Chapitre 8 - Geppeto taille de nouveaux pieds à Pinocchio et vend son manteau pour lui acheter un abécédaire.



La marionnette, une fois rassasiée, commença à bougonner et à pleurnicher parce qu’elle voulait des pieds neufs.

Mais Geppetto, pour le punir de sa fugue, laissa Pinocchio se désespérer durant une bonne partie de la journée, puis il lui demanda :

–    Et pourquoi devrais-je te refaire des pieds si c’est pour te sauver une nouvelle fois ?

–    Je vous promets – lui répondit entre deux sanglots la marionnette – que désormais je me conduirai bien.

–    C’est ce que disent tous les enfants quand ils veulent quelque chose.

–    Je vous promets que j’irai à l’école, que j’étudierai et que je ferai des étincelles…

–    Quand les enfants veulent quelque chose, c’est toujours le même refrain.

–    Mais je ne suis pas comme les autres enfants ! Je suis le plus gentil et je dis toujours la vérité. Je vous jure, papa, que j’apprendrai un métier et je serai votre bâton de vieillesse.

Geppetto, tout en affichant un air terriblement sévère, avait les yeux pleins de larmes et le cœur gros en voyant dans quel état pitoyable était son Pinocchio.
 
Il se tut, prit ses outils, deux bouts de bois sec et se mit farouchement au travail.

En moins d’une heure, les pieds étaient faits, et bien faits : deux petits pieds rapides et nerveux comme les aurait sculptés un artiste de génie.



Puis il dit à la marionnette :

–    Ferme les yeux et dors !

Pinocchio ferma les yeux et fit semblant de dormir. Et pendant qu’il faisait semblant de dormir, Geppetto ramollit de la colle dans une coquille d’œuf et ajusta tellement bien les deux pieds aux jambes de la marionnette que l’on ne remarquait rien à l’endroit où il les avait collés.

Dés que Pinocchio se rendit compte qu’il avait des pieds, il sauta de la table où il était étendu et, fou de joie, commença à faire mille entrechats et cabrioles.
 
–    Pour vous remercier de ce que vous avez fait pour moi – dit-il alors à son père – j’irai tout de suite à l’école.

–    Bravo, mon garçon !

–    Oui, mais pour y aller, j’ai besoin de vêtements.

Geppetto était pauvre et n’avait pas un centime en poche. Il lui confectionna donc un ensemble en papier à fleurs, des souliers en écorce d’arbre et un bonnet de mie de pain.

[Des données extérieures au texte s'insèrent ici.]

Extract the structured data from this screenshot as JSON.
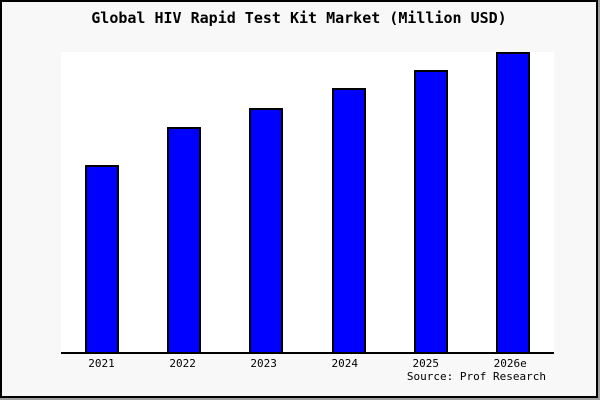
{
  "figure": {
    "background": "#f8f8f8",
    "frame_border_color": "#000000",
    "shadow_color": "#9e9e9e"
  },
  "chart_data": {
    "type": "bar",
    "title": "Global HIV Rapid Test Kit Market (Million USD)",
    "categories": [
      "2021",
      "2022",
      "2023",
      "2024",
      "2025",
      "2026e"
    ],
    "values": [
      62.5,
      75,
      81.5,
      88,
      94,
      100
    ],
    "value_units": "relative height, tallest bar = 100 (no y-axis scale shown)",
    "xlabel": "",
    "ylabel": "",
    "ylim": [
      0,
      100
    ],
    "grid": false,
    "legend": null,
    "bar_fill": "#0000ff",
    "bar_border": "#000000",
    "plot_background": "#ffffff"
  },
  "source": {
    "text": "Source: Prof Research"
  }
}
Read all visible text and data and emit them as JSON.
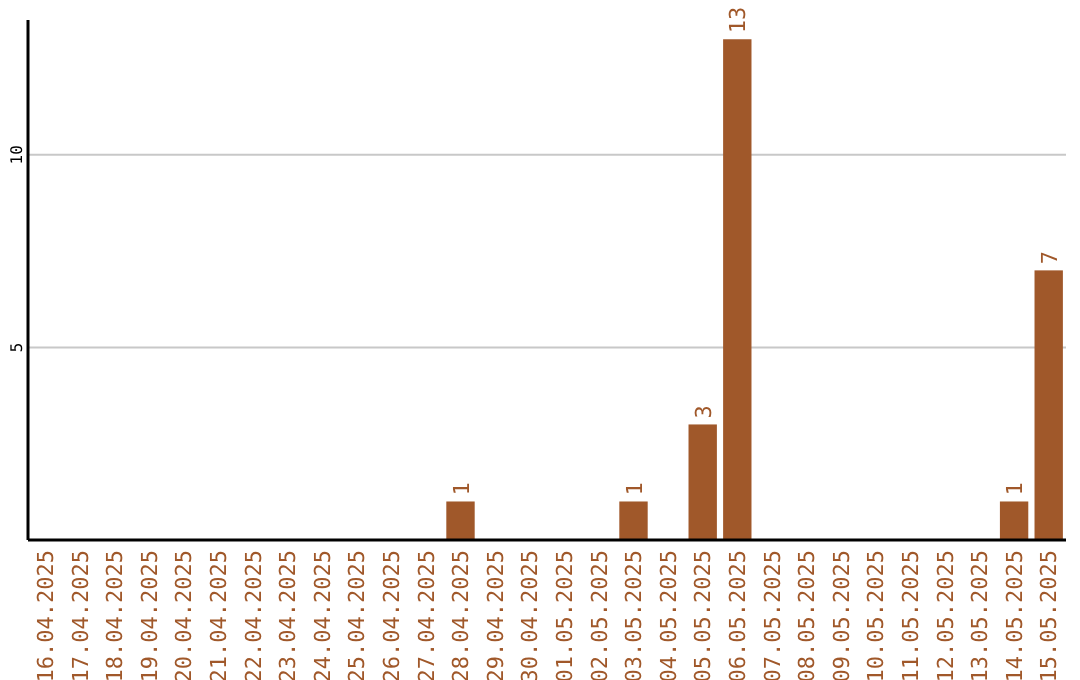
{
  "chart_data": {
    "type": "bar",
    "categories": [
      "16.04.2025",
      "17.04.2025",
      "18.04.2025",
      "19.04.2025",
      "20.04.2025",
      "21.04.2025",
      "22.04.2025",
      "23.04.2025",
      "24.04.2025",
      "25.04.2025",
      "26.04.2025",
      "27.04.2025",
      "28.04.2025",
      "29.04.2025",
      "30.04.2025",
      "01.05.2025",
      "02.05.2025",
      "03.05.2025",
      "04.05.2025",
      "05.05.2025",
      "06.05.2025",
      "07.05.2025",
      "08.05.2025",
      "09.05.2025",
      "10.05.2025",
      "11.05.2025",
      "12.05.2025",
      "13.05.2025",
      "14.05.2025",
      "15.05.2025"
    ],
    "values": [
      0,
      0,
      0,
      0,
      0,
      0,
      0,
      0,
      0,
      0,
      0,
      0,
      1,
      0,
      0,
      0,
      0,
      1,
      0,
      3,
      13,
      0,
      0,
      0,
      0,
      0,
      0,
      0,
      1,
      7
    ],
    "value_labels": [
      null,
      null,
      null,
      null,
      null,
      null,
      null,
      null,
      null,
      null,
      null,
      null,
      "1",
      null,
      null,
      null,
      null,
      "1",
      null,
      "3",
      "13",
      null,
      null,
      null,
      null,
      null,
      null,
      null,
      "1",
      "7"
    ],
    "color": "#a0582a",
    "ylim": [
      0,
      13.5
    ],
    "yticks": [
      5,
      10
    ],
    "grid": "y"
  }
}
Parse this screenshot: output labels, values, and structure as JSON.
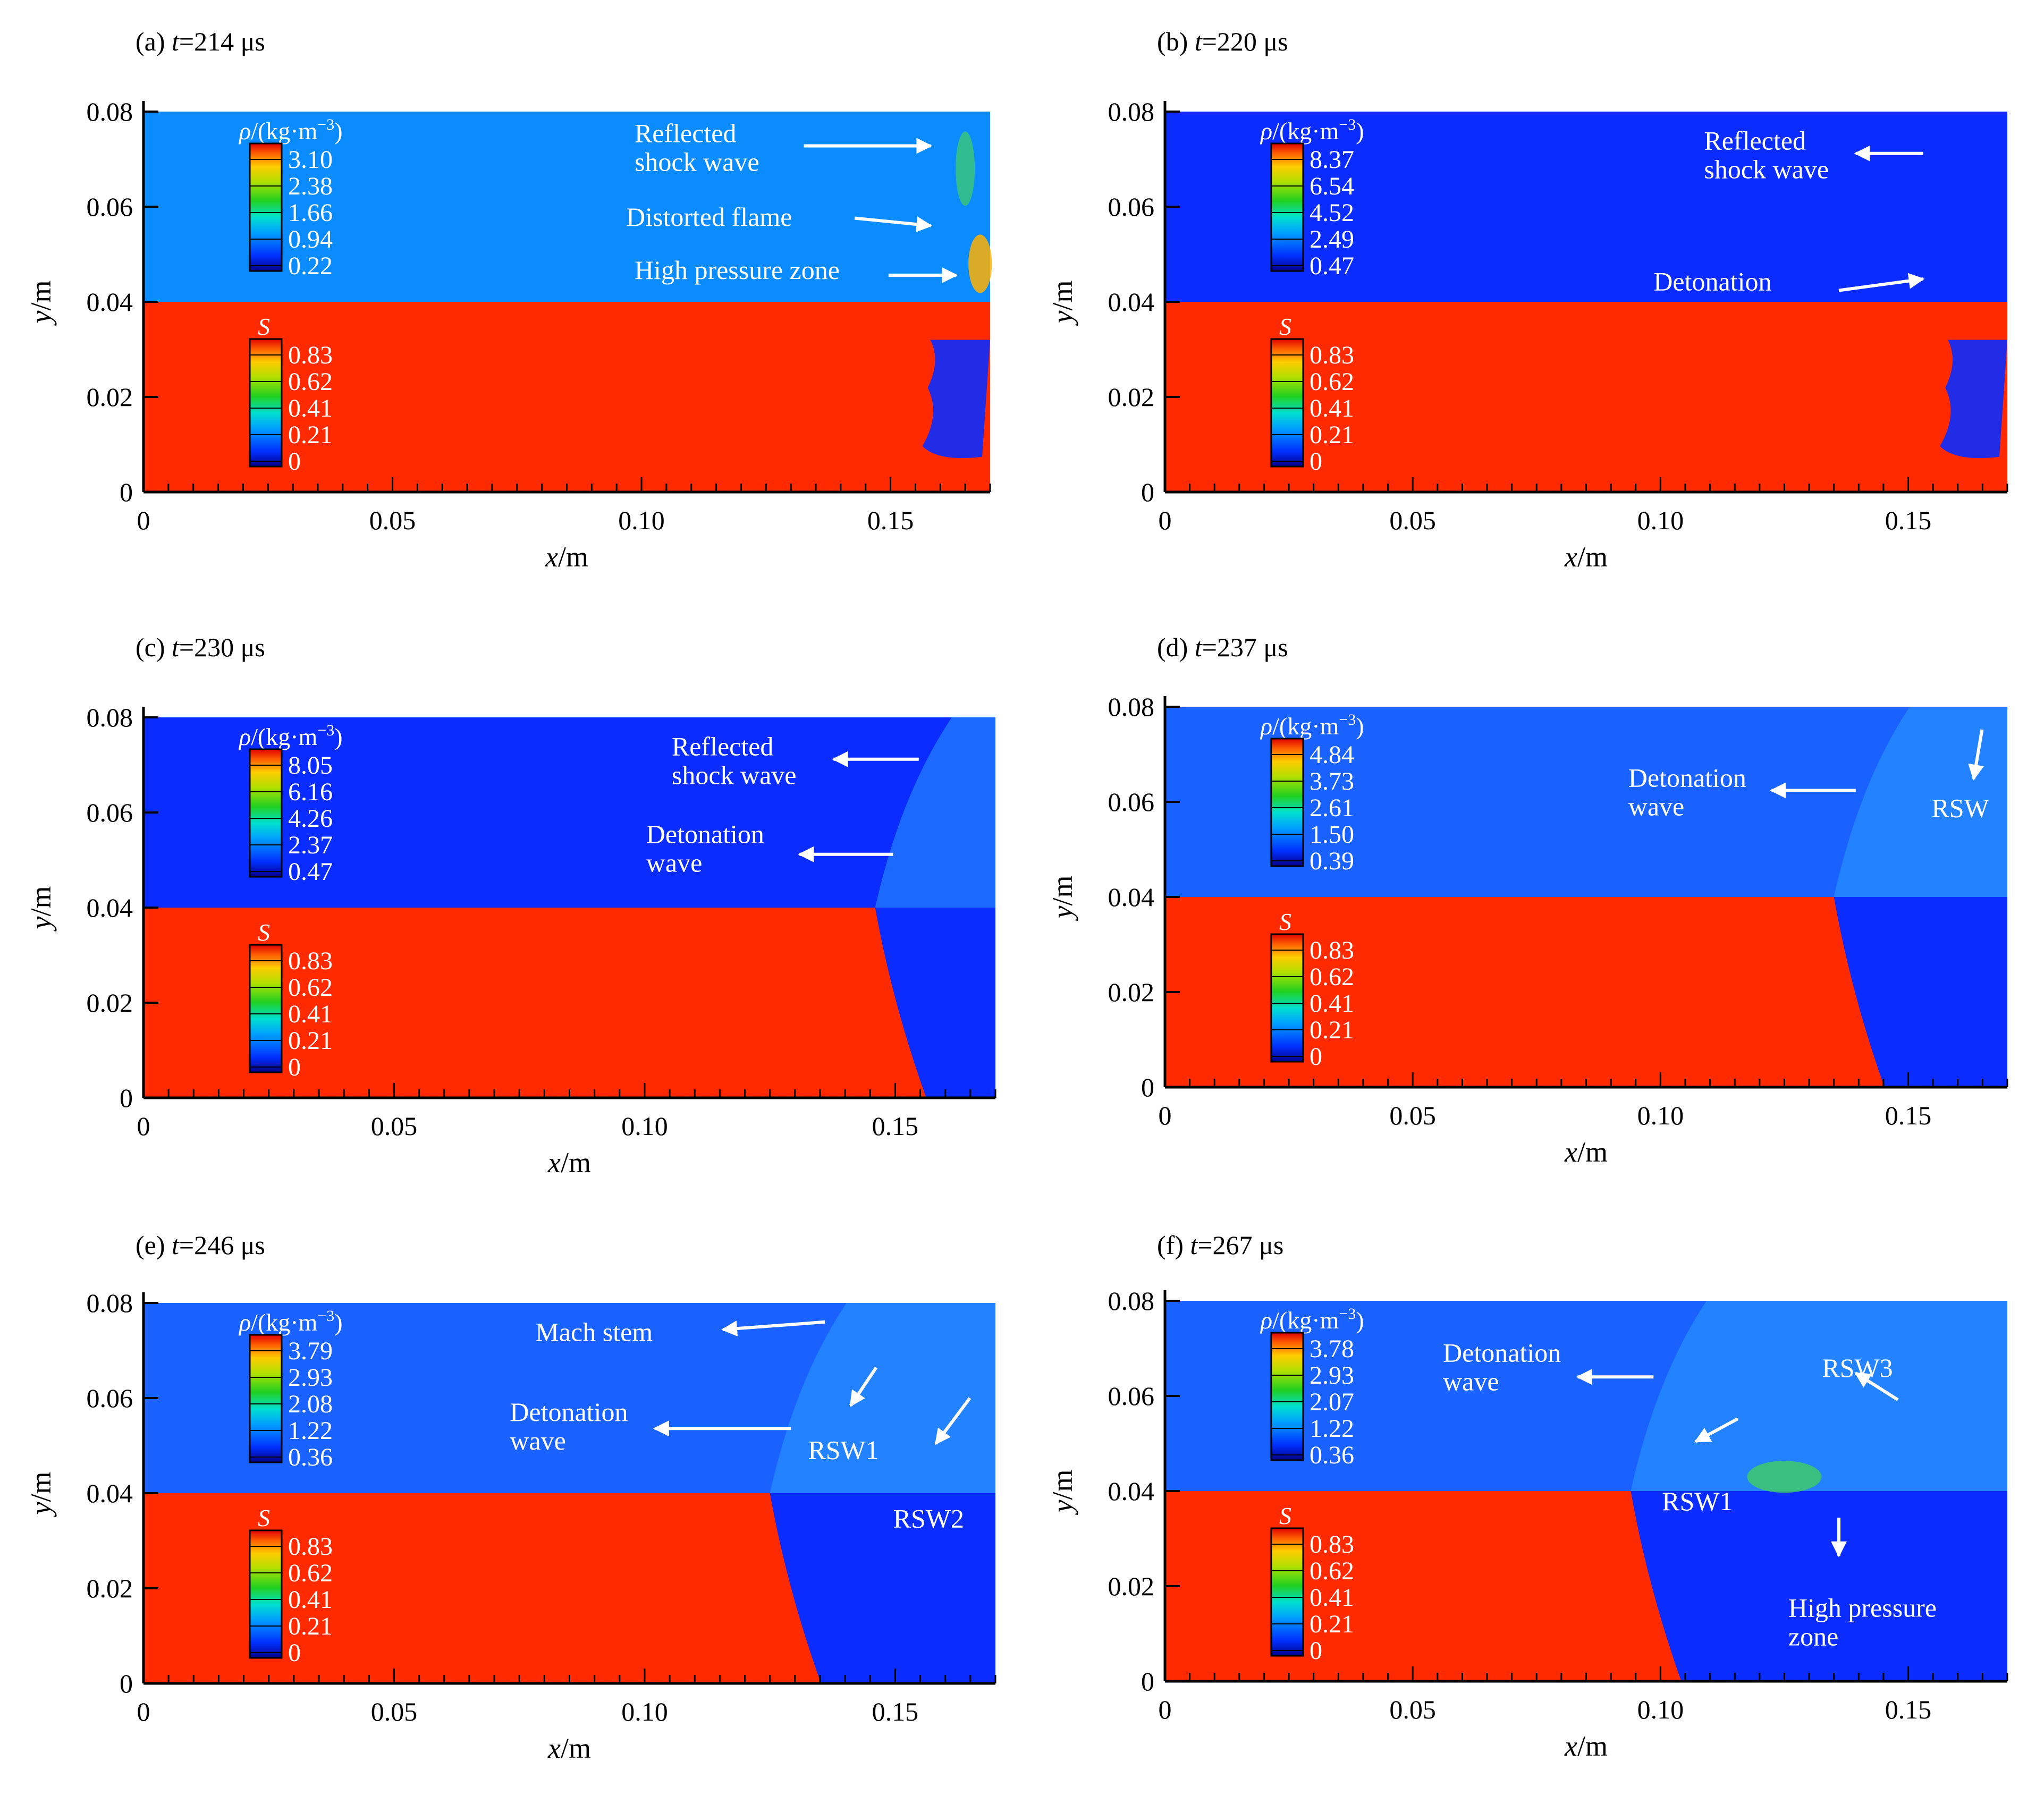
{
  "axis": {
    "y_ticks": [
      "0",
      "0.02",
      "0.04",
      "0.06",
      "0.08"
    ],
    "x_ticks": [
      "0",
      "0.05",
      "0.10",
      "0.15"
    ],
    "y_label_var": "y",
    "y_label_unit": "/m",
    "x_label_var": "x",
    "x_label_unit": "/m"
  },
  "colors": {
    "unburned_red": "#ff2a00",
    "burned_blue": "#0a2cff",
    "light_blue": "#0a8cff",
    "mid_blue": "#1a62ff",
    "arrow": "#ffffff"
  },
  "legend": {
    "rho_label": "ρ/(kg·m",
    "rho_exp": "−3",
    "rho_close": ")",
    "s_label": "S",
    "s_values": [
      "0.83",
      "0.62",
      "0.41",
      "0.21",
      "0"
    ]
  },
  "panels": [
    {
      "id": "a",
      "prefix": "(a) ",
      "t_var": "t",
      "t_value": "=214 μs",
      "rho_values": [
        "3.10",
        "2.38",
        "1.66",
        "0.94",
        "0.22"
      ],
      "annotations": [
        {
          "lines": [
            "Reflected",
            "shock wave"
          ]
        },
        {
          "lines": [
            "Distorted flame"
          ]
        },
        {
          "lines": [
            "High pressure zone"
          ]
        }
      ]
    },
    {
      "id": "b",
      "prefix": "(b) ",
      "t_var": "t",
      "t_value": "=220 μs",
      "rho_values": [
        "8.37",
        "6.54",
        "4.52",
        "2.49",
        "0.47"
      ],
      "annotations": [
        {
          "lines": [
            "Reflected",
            "shock wave"
          ]
        },
        {
          "lines": [
            "Detonation"
          ]
        }
      ]
    },
    {
      "id": "c",
      "prefix": "(c) ",
      "t_var": "t",
      "t_value": "=230 μs",
      "rho_values": [
        "8.05",
        "6.16",
        "4.26",
        "2.37",
        "0.47"
      ],
      "annotations": [
        {
          "lines": [
            "Reflected",
            "shock wave"
          ]
        },
        {
          "lines": [
            "Detonation",
            "wave"
          ]
        }
      ]
    },
    {
      "id": "d",
      "prefix": "(d) ",
      "t_var": "t",
      "t_value": "=237 μs",
      "rho_values": [
        "4.84",
        "3.73",
        "2.61",
        "1.50",
        "0.39"
      ],
      "annotations": [
        {
          "lines": [
            "Detonation",
            "wave"
          ]
        },
        {
          "lines": [
            "RSW"
          ]
        }
      ]
    },
    {
      "id": "e",
      "prefix": "(e) ",
      "t_var": "t",
      "t_value": "=246 μs",
      "rho_values": [
        "3.79",
        "2.93",
        "2.08",
        "1.22",
        "0.36"
      ],
      "annotations": [
        {
          "lines": [
            "Mach stem"
          ]
        },
        {
          "lines": [
            "Detonation",
            "wave"
          ]
        },
        {
          "lines": [
            "RSW1"
          ]
        },
        {
          "lines": [
            "RSW2"
          ]
        }
      ]
    },
    {
      "id": "f",
      "prefix": "(f) ",
      "t_var": "t",
      "t_value": "=267 μs",
      "rho_values": [
        "3.78",
        "2.93",
        "2.07",
        "1.22",
        "0.36"
      ],
      "annotations": [
        {
          "lines": [
            "Detonation",
            "wave"
          ]
        },
        {
          "lines": [
            "RSW3"
          ]
        },
        {
          "lines": [
            "RSW1"
          ]
        },
        {
          "lines": [
            "High pressure",
            "zone"
          ]
        }
      ]
    }
  ]
}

Pinocchio courut se mirer dans une bassine pleine d’eau et, très content de lui, revint en se pavanant :

–    J’ai l’air d’un vrai monsieur !

–    En effet – répliqua Geppetto. Pour être un monsieur, mieux vaut un vêtement propre qu’un vêtement luxueux. Tiens-le-toi pour dit.

–    A propos – fit remarquer la marionnette – il me manque tout de même quelque chose d’essentiel pour aller à l’école.

–    Quoi donc ?

–    Je n’ai pas d’abécédaire.

–    Tu as raison, mon garçon. Mais comment fait-on pour s’en procurer ?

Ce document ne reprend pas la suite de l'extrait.